Cannabis risk cover expected to blossom

THE INTRODUCTION of edibles to the legal cannabis market this fall is expected to expand the sector significantly — leading to more risk exposure and more interest from insurers.

Allison Sinha, senior underwriter for specialty risks at managing general agency Burns and Wilcox Canada, said legalized edible cannabis will change the exposure of licensed producers because edibles will be infused in a variety of products ranging from topical creams to beverages.

And that will increase general liability and product recall risks.

“When you are selling cannabis as its own individual ingredient it’s very homogenous, it’s one item and not mixing with anything else,” she said. “When edibles are introduced you are perhaps mixing it into a gummy bear or topical cream and once you start mixing it with other ingredients, that’s where exposures change.”

She said the ingredient in which the cannabis is mixed is purchased from third-party manufacturers, creating a higher risk for product recall and greater liability.

“Although the insurer would do their due diligence to make sure those manufacturers are reputable, if there is something wrong with a product and you mix in cannabis that creates a huge exposure — not only for your brand but for consumers as well.”

Jeff Somerville, president of Toronto-based managing general agent SUM Insurance, said edible cannabis should be a boon for the insurance industry.

“This is a great business opportunity for clients to expand to a new audience and a lot of doors will open with these expanded products.

“We ought to enjoy this with them as risk transfer partners.”

He said legalization of edibles will lead to more products on the market and ancillary services will also increase the need for insurance coverages.

“From the industry’s perspective this is a welcome expansion of a product suite,” he said. “There is more investment in food production, integration to build supply chain and buying assets to process and package edibles.”

He said that even though the government has done a thorough job with regulations, there are still unknowns.

“We don’t know what social ills may arise,” Mr. Somerville said.

“Insurers have been comfortable with the regime the government has imposed on the fledgling industry but it’s still a bit of a social experiment.”

Therefore, he said, it may take some time for standard insurers to pick up more cannabis risk.

In the meantime, specialty underwriters are enjoying their leading position for placing the risk, said Bob Bousfield, SUM’s VP and property practice leader.
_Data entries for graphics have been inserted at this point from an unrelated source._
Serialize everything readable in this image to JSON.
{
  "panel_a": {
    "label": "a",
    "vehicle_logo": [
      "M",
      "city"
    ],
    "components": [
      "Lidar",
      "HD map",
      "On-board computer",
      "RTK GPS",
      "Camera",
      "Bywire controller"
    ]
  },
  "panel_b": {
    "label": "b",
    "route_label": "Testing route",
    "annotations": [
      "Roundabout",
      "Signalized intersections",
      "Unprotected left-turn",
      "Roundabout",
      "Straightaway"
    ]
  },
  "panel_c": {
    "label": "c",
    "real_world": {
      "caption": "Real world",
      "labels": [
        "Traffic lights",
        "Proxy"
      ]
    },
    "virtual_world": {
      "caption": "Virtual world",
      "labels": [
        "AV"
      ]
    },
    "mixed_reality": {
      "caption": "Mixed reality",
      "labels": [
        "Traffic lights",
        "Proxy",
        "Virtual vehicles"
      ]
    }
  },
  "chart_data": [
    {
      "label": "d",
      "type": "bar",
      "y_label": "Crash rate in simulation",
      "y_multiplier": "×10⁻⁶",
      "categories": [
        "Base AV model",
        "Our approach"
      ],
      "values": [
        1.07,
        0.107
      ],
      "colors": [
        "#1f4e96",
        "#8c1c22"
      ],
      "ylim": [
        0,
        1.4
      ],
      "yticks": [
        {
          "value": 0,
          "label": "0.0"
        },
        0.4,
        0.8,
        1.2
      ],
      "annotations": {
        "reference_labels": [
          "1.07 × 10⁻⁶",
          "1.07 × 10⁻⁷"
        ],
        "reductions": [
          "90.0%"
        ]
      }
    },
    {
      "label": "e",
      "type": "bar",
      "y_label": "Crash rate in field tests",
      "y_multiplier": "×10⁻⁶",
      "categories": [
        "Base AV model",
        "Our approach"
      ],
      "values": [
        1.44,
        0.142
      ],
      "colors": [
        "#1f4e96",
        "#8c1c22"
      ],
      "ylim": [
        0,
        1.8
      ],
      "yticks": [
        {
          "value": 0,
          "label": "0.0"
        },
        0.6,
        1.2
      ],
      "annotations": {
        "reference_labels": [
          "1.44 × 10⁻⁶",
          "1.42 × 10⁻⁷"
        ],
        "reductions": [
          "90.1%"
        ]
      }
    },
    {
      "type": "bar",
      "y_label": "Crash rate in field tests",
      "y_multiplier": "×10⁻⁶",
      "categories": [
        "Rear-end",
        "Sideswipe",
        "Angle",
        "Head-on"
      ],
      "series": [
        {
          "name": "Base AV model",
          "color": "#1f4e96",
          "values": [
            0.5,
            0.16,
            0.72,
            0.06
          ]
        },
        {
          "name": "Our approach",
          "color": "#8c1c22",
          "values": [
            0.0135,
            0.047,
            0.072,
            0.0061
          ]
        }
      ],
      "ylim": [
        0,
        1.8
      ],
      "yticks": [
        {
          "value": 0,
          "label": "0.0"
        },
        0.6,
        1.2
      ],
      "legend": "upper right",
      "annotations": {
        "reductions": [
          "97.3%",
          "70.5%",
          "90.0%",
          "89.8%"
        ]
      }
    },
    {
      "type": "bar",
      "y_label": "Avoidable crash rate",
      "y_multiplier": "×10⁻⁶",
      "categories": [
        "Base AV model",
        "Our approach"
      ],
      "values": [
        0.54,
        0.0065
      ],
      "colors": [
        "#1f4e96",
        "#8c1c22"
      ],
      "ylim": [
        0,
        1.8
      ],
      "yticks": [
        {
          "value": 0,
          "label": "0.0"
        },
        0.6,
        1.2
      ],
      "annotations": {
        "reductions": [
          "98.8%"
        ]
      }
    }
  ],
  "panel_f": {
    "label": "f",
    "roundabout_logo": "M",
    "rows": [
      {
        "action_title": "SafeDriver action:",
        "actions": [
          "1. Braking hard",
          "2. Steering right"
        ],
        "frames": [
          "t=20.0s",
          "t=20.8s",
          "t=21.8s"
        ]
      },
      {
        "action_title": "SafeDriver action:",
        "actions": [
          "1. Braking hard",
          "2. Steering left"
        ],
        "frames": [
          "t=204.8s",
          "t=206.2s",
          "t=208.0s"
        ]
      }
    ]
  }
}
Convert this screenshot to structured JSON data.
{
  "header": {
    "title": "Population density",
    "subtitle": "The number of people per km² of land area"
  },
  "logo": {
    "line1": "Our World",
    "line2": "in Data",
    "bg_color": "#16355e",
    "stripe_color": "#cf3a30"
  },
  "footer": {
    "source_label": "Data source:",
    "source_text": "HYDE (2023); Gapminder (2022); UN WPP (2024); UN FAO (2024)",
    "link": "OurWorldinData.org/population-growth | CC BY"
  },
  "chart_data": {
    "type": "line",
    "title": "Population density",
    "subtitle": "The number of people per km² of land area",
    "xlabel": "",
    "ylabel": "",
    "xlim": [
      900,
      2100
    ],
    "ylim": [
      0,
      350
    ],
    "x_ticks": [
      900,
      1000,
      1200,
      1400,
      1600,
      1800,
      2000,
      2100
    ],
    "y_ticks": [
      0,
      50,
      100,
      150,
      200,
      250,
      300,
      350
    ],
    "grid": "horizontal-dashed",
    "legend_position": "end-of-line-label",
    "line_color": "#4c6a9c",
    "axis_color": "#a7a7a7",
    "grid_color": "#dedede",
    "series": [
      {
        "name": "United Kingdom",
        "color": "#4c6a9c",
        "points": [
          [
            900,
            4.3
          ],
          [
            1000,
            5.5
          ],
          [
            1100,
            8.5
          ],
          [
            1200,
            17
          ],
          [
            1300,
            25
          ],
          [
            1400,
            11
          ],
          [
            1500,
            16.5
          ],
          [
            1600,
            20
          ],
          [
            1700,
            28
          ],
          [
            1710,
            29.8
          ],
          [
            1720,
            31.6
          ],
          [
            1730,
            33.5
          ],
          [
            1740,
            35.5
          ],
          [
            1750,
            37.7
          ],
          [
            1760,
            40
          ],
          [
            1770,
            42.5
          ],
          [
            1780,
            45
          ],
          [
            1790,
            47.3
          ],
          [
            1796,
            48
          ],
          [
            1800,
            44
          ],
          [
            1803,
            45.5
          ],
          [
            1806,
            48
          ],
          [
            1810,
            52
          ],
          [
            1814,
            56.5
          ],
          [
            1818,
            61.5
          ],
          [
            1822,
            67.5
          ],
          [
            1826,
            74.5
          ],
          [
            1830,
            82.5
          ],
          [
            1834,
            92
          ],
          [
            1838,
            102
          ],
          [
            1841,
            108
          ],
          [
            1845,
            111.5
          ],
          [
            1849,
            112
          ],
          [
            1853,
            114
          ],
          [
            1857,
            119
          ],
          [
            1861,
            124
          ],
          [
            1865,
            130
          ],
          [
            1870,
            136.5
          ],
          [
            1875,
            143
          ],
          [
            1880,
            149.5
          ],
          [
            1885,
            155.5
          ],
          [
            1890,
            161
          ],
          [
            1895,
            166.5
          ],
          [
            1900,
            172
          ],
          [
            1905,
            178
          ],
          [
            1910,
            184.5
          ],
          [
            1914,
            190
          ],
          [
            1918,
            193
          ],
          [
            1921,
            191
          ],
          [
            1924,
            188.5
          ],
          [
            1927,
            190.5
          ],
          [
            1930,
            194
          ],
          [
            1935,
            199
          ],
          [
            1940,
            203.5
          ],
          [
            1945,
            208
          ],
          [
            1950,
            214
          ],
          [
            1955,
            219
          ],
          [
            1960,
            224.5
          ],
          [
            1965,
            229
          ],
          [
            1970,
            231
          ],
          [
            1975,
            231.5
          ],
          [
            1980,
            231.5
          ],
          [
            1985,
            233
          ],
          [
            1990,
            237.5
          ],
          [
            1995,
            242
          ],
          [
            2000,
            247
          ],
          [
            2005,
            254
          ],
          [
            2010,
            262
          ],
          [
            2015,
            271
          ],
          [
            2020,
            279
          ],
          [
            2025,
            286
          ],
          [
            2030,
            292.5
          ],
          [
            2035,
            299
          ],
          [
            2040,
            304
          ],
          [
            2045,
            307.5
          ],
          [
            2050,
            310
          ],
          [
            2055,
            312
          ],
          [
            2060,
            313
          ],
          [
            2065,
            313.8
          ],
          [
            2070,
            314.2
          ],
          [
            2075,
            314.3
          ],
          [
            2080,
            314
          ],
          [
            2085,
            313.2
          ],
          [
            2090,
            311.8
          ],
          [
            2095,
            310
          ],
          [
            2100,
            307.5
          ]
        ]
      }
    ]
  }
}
He noted that the government has being very cautious with cannabis regulation  — for edibles in particular — and that should ease underwriters’ concerns.

The federal government released regulation amendments for the legalization of edible cannabis last month.

Kevin Lea, president of Calgary-based insurance brokerage Fuse Insurance, said that even though the amendments will take effect in October, products likely won’t be available until later in the year or early 2020.

“There has been significant insurance interest in the cannabis industry,” he said.

“And there is significant economic investment by bringing edibles and other consumable products into the fold that will continue to allow the industry to grow and expand.”

Cannabis insurance is one of Fuse’s specialty lines and Mr. Lea said business has been booming.

“Overall, we couldn’t be any happier to be in the sector,” he said.

“In Western Canada, the market is growing — not just in retail but also production and affiliated industries, equipment, consulting, security and all other things that go into supporting the industry.”

He said the vast majority of p&c insurers do not underwrite cannabis risk but those that do are covering buildings and property, cargo, product liability and recall, d&o liability and other areas.

Mr. Lea said that with the expansion into edibles, new economic interest will likely increase interest in insuring the sector.

He said examples south of the border suggest that the public’s interest in cannabis will increase substantially when edibles become available.

“The most recent statistics out of Colorado (where edibles and other forms of cannabis have been legal for several years) show that edible and consumable products, including oils and capsules, make up 60% of the market place,” Mr. Lea said.

“So there is a very strong demand and preference by consumers for edible products.”

He said consumers seem to prefer edible cannabis because dosage is more controllable and many people do not like smoking.

“We know that the edibles market will be significant not just through the U.S. experience but also by looking at who is in the cannabis sector.”

For example, he said, Constellation Brands, owner of the Corona beer brand, is the largest shareholder of Canopy, Canada’s largest cannabis company.

And he noted that cannabis will not just be added in beverages, as the new regulations will allow edibles such as cookies and candies and also topical products such as creams and oils.

Mr. Lea said it is this wide variety of applications that has led to significant interest in the market.

But while the interest is there, insurance growth in the sector has been hampered by bureaucracy and hard market conditions in the p&c market.

“The cannabis market has grown slower due to regulatory challenges, slowness of Health Canada to approve licensing practices, and the Ontario government upheaval of private retail,” he said.

“It is one of the most challenging classes of business to place and because the Canadian commercial p&c marketplace has been a hard market, that caution has extended to cannabis.”